When the promise was initially made in 2009, and reaffirmed in 2015, world leaders envisioned financial commitments being matched by private entities — but they too have fallen short. Indeed, the report finds, "private mobilization is not where it was projected to be," which has hindered the global community's efforts to curb climate change.
"We do need to see the private sector step up," Wilkinson said.
Environmental groups say the $100 billion commitment is not enough to help developing countries stave off the effects of rising greenhouse gas emissions. African nations believe the financing should be scaled up more than tenfold to $1.3 trillion per year by 2030, an African climate negotiator told Reuters this month.

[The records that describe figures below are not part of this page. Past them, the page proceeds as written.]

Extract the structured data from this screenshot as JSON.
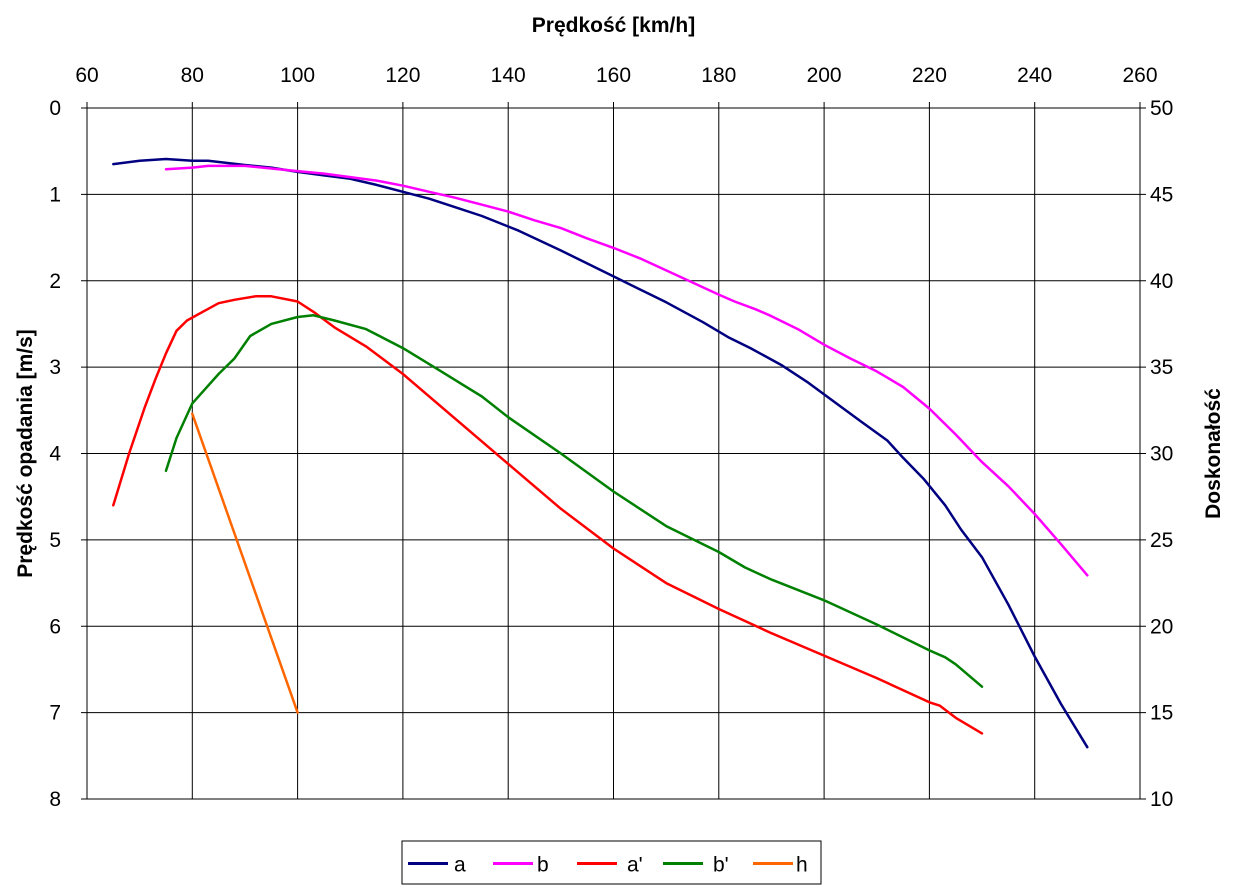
{
  "chart_data": {
    "type": "line",
    "title": "",
    "x_axis": {
      "label": "Prędkość [km/h]",
      "position": "top",
      "range": [
        60,
        260
      ],
      "ticks": [
        60,
        80,
        100,
        120,
        140,
        160,
        180,
        200,
        220,
        240,
        260
      ],
      "grid": true
    },
    "y_axis_left": {
      "label": "Prędkość opadania [m/s]",
      "range": [
        0,
        8
      ],
      "reversed": true,
      "ticks": [
        0,
        1,
        2,
        3,
        4,
        5,
        6,
        7,
        8
      ],
      "grid": true
    },
    "y_axis_right": {
      "label": "Doskonałość",
      "range": [
        10,
        50
      ],
      "ticks": [
        50,
        45,
        40,
        35,
        30,
        25,
        20,
        15,
        10
      ]
    },
    "legend": {
      "placement": "bottom-center",
      "entries": [
        "a",
        "b",
        "a'",
        "b'",
        "h"
      ]
    },
    "series": [
      {
        "name": "a",
        "axis": "left",
        "color": "#000080",
        "points": [
          [
            65,
            0.65
          ],
          [
            70,
            0.61
          ],
          [
            75,
            0.59
          ],
          [
            80,
            0.61
          ],
          [
            83,
            0.61
          ],
          [
            90,
            0.66
          ],
          [
            95,
            0.69
          ],
          [
            100,
            0.74
          ],
          [
            105,
            0.78
          ],
          [
            110,
            0.82
          ],
          [
            115,
            0.89
          ],
          [
            120,
            0.97
          ],
          [
            125,
            1.05
          ],
          [
            130,
            1.15
          ],
          [
            135,
            1.25
          ],
          [
            142,
            1.42
          ],
          [
            150,
            1.65
          ],
          [
            160,
            1.95
          ],
          [
            170,
            2.25
          ],
          [
            177,
            2.48
          ],
          [
            182,
            2.66
          ],
          [
            186,
            2.78
          ],
          [
            192,
            2.98
          ],
          [
            197,
            3.18
          ],
          [
            203,
            3.45
          ],
          [
            207,
            3.63
          ],
          [
            212,
            3.85
          ],
          [
            215,
            4.05
          ],
          [
            219,
            4.3
          ],
          [
            223,
            4.6
          ],
          [
            226,
            4.88
          ],
          [
            230,
            5.2
          ],
          [
            235,
            5.75
          ],
          [
            240,
            6.35
          ],
          [
            245,
            6.9
          ],
          [
            250,
            7.4
          ]
        ]
      },
      {
        "name": "b",
        "axis": "left",
        "color": "#FF00FF",
        "points": [
          [
            75,
            0.71
          ],
          [
            80,
            0.69
          ],
          [
            83,
            0.67
          ],
          [
            90,
            0.67
          ],
          [
            95,
            0.7
          ],
          [
            100,
            0.73
          ],
          [
            105,
            0.76
          ],
          [
            110,
            0.8
          ],
          [
            115,
            0.84
          ],
          [
            120,
            0.9
          ],
          [
            125,
            0.97
          ],
          [
            130,
            1.04
          ],
          [
            135,
            1.12
          ],
          [
            140,
            1.2
          ],
          [
            145,
            1.3
          ],
          [
            150,
            1.39
          ],
          [
            155,
            1.51
          ],
          [
            160,
            1.62
          ],
          [
            165,
            1.74
          ],
          [
            170,
            1.88
          ],
          [
            175,
            2.02
          ],
          [
            180,
            2.16
          ],
          [
            183,
            2.24
          ],
          [
            187,
            2.33
          ],
          [
            190,
            2.41
          ],
          [
            195,
            2.56
          ],
          [
            200,
            2.74
          ],
          [
            205,
            2.9
          ],
          [
            210,
            3.05
          ],
          [
            215,
            3.23
          ],
          [
            220,
            3.48
          ],
          [
            225,
            3.78
          ],
          [
            230,
            4.1
          ],
          [
            235,
            4.38
          ],
          [
            240,
            4.7
          ],
          [
            245,
            5.05
          ],
          [
            250,
            5.41
          ]
        ]
      },
      {
        "name": "a'",
        "axis": "right",
        "color": "#FF0000",
        "points": [
          [
            65,
            27
          ],
          [
            68,
            30
          ],
          [
            71,
            32.7
          ],
          [
            73,
            34.3
          ],
          [
            75,
            35.8
          ],
          [
            77,
            37.1
          ],
          [
            79,
            37.7
          ],
          [
            82,
            38.2
          ],
          [
            85,
            38.7
          ],
          [
            88,
            38.9
          ],
          [
            92,
            39.1
          ],
          [
            95,
            39.1
          ],
          [
            100,
            38.8
          ],
          [
            103,
            38.2
          ],
          [
            107,
            37.3
          ],
          [
            113,
            36.2
          ],
          [
            120,
            34.6
          ],
          [
            130,
            32
          ],
          [
            140,
            29.4
          ],
          [
            150,
            26.8
          ],
          [
            160,
            24.5
          ],
          [
            170,
            22.5
          ],
          [
            180,
            21
          ],
          [
            190,
            19.6
          ],
          [
            200,
            18.3
          ],
          [
            210,
            17
          ],
          [
            220,
            15.6
          ],
          [
            222,
            15.4
          ],
          [
            225,
            14.7
          ],
          [
            230,
            13.8
          ]
        ]
      },
      {
        "name": "b'",
        "axis": "right",
        "color": "#008000",
        "points": [
          [
            75,
            29
          ],
          [
            77,
            30.9
          ],
          [
            80,
            32.9
          ],
          [
            85,
            34.6
          ],
          [
            88,
            35.5
          ],
          [
            91,
            36.8
          ],
          [
            95,
            37.5
          ],
          [
            100,
            37.9
          ],
          [
            103,
            38
          ],
          [
            107,
            37.7
          ],
          [
            113,
            37.2
          ],
          [
            120,
            36.1
          ],
          [
            127,
            34.8
          ],
          [
            135,
            33.3
          ],
          [
            140,
            32.1
          ],
          [
            150,
            30
          ],
          [
            160,
            27.8
          ],
          [
            170,
            25.8
          ],
          [
            180,
            24.3
          ],
          [
            185,
            23.4
          ],
          [
            190,
            22.7
          ],
          [
            200,
            21.5
          ],
          [
            210,
            20.1
          ],
          [
            220,
            18.6
          ],
          [
            223,
            18.2
          ],
          [
            225,
            17.8
          ],
          [
            230,
            16.5
          ]
        ]
      },
      {
        "name": "h",
        "axis": "right",
        "color": "#FF6600",
        "points": [
          [
            80,
            32.3
          ],
          [
            100,
            15
          ]
        ]
      }
    ]
  }
}
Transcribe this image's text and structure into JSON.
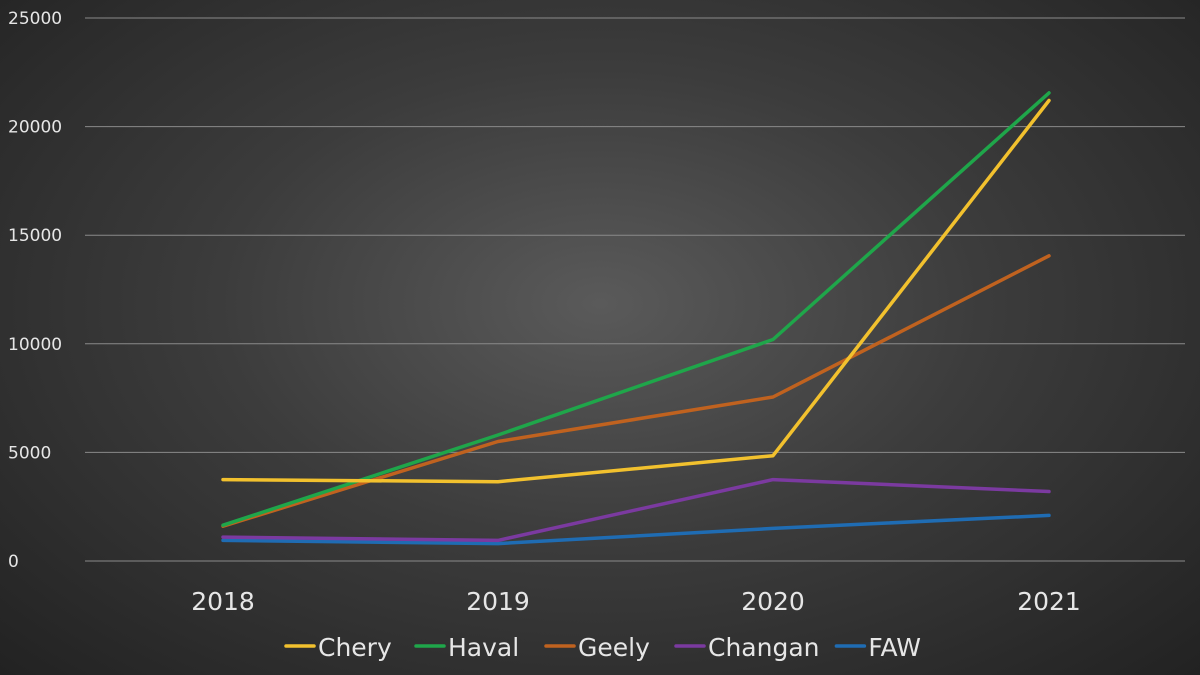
{
  "chart_data": {
    "type": "line",
    "title": "",
    "xlabel": "",
    "ylabel": "",
    "categories": [
      "2018",
      "2019",
      "2020",
      "2021"
    ],
    "ylim": [
      0,
      25000
    ],
    "yticks": [
      0,
      5000,
      10000,
      15000,
      20000,
      25000
    ],
    "ytick_labels": [
      "0",
      "5000",
      "10000",
      "15000",
      "20000",
      "25000"
    ],
    "grid": true,
    "legend_position": "bottom",
    "series": [
      {
        "name": "Chery",
        "color": "#f2c12e",
        "values": [
          3750,
          3650,
          4850,
          21200
        ]
      },
      {
        "name": "Haval",
        "color": "#1fa64a",
        "values": [
          1650,
          5800,
          10200,
          21550
        ]
      },
      {
        "name": "Geely",
        "color": "#c0621f",
        "values": [
          1600,
          5500,
          7550,
          14050
        ]
      },
      {
        "name": "Changan",
        "color": "#7b3aa0",
        "values": [
          1100,
          950,
          3750,
          3200
        ]
      },
      {
        "name": "FAW",
        "color": "#1f6cb3",
        "values": [
          950,
          800,
          1500,
          2100
        ]
      }
    ]
  }
}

"The $100 billion of climate finance is not only a lifeline to poor and vulnerable communities on the front line of a climate crisis they did not cause, it's also the bare minimum that rich countries need to do to hold up their end of the bargain at COP26," said Mohamed Adow, director of Nairobi-based environmental think-tank Power Shift Africa.
Much of the money already committed has been funnelled through the Green Climate Fund (GCF), a South Korea-based entity set up by the United Nations, and multilateral institutions like the World Bank, the Inter-American Development Bank and the Asian Development Bank.
Among the dozens of projects already completed or underway, the GCF has helped the Federated States of Micronesia, an island nation in the South Pacific and one of the countries most vulnerable to a changing climate, build local "adaptive capacity" and address rising sea levels. In the Asian country of Timor-Leste, money from developed countries has built early warning systems and "disaster risk reduction mechanisms." In the African country of Niger, the GCF has helped improve irrigation systems to prevent flooding.